The present study has some limitations. First, all measures on health behaviour and healthcare utilization were self-reported. In addition, patients were questioned about their physical activities in the previous month, which may have been influenced by unforeseen circumstances like the weather or acute health problems. However, since both the intervention and control groups were measured in the same time period, it is unlikely that unforeseen fluctuations would have substantially influenced the results. Healthcare utilization was measured retrospectively, which may have resulted in some kind of recall-bias. Medical records were not reviewed to confirm the self-reports given by the patients. Finally, to obtain patients' BMI, height was recorded once at baseline, but weight was recorded at each assessment. A second limitation of the study is that the outcomes may have been affected by sample bias, as only about half of the eligible patients agreed to participate in the study (Figure 1). For example, about one-third of the non-participants (35.7%; n = 135) were physically or mentally unable to participate in the study. These patients may have been the most in need of targeting for behavioural change. However, one-third of the randomized patients in our study had NYHA Class III symptoms, indicating that our sample comprised symptomatic CHF patients as well. Therefore, we believe that the influence of sample bias on the basis of perceived health is somewhat limited.

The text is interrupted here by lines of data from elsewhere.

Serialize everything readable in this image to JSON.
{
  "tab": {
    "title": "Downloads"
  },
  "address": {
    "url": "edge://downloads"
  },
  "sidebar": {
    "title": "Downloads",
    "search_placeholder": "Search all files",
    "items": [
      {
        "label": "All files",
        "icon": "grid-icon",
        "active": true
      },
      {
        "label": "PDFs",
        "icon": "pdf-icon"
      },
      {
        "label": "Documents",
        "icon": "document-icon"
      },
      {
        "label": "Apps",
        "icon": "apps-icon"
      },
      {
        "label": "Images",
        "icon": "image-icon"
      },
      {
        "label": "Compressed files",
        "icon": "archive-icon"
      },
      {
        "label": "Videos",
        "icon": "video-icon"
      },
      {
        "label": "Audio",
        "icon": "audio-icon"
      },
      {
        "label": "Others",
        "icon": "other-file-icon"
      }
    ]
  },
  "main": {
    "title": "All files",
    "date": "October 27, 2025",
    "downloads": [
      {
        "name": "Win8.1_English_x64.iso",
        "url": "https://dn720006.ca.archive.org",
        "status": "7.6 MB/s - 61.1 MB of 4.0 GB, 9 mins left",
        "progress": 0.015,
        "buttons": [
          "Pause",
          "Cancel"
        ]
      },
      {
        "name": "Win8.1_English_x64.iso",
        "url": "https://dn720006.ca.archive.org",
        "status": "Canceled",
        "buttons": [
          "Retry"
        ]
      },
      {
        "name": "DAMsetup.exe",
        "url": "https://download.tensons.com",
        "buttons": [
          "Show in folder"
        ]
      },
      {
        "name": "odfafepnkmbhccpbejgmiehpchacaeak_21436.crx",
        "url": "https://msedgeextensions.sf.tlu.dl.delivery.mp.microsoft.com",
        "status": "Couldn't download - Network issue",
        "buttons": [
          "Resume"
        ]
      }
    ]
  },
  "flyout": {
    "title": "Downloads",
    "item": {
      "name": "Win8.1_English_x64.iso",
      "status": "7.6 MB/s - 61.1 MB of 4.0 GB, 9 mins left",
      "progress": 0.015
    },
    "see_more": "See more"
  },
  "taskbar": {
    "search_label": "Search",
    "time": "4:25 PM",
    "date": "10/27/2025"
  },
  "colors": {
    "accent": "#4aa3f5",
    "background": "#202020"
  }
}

Based on the results of our trial, we conclude that the CDSMP improves physical activity in the short term among CHF patients, but may need adaptations to affect healthcare utilization and to improve exercise adherence in the long term, in healthcare settings such as those in the Netherlands. Additional research is necessary to study whether adaptation of the CDSMP will increase effectiveness of the programme on health behaviour and healthcare utilization. In addition, future research should explore the influence of emotional and symptom distress on the motivation for and maintenance of health behaviour change.
Acknowledgements
We thank N. Steverink, H.A. Elzen, and J.P. Slaets from the University Medical Center Groningen, the Netherlands, for their willingness to share Dutch intervention materials. The Centre for Data and Information Management (MEMIC) of Maastricht University is acknowledged for their assistance in the data collection. We also thank all patients and practitioners of the University Hospital Maastricht, Atrium Medical Centre Heerlen, VieCuri Medical Centre Venlo, Laurentius Hospital Roermond, Maasland Hospital Sittard, and Elkerliek Hospital Helmond for their efforts that enabled evaluating the CDSMP among CHF patients in the Netherlands.
Funding
We thank the Netherlands Heart Foundation (2002B005) and the University Hospital Maastricht (PF 179) in the Netherlands for funding this research project. The project was conducted within the School for Public Health and Primary Care: CAPHRI of Maastricht University in the Netherlands in cooperation with Lorig et al. from Stanford University.
Conflict of interest: none declared.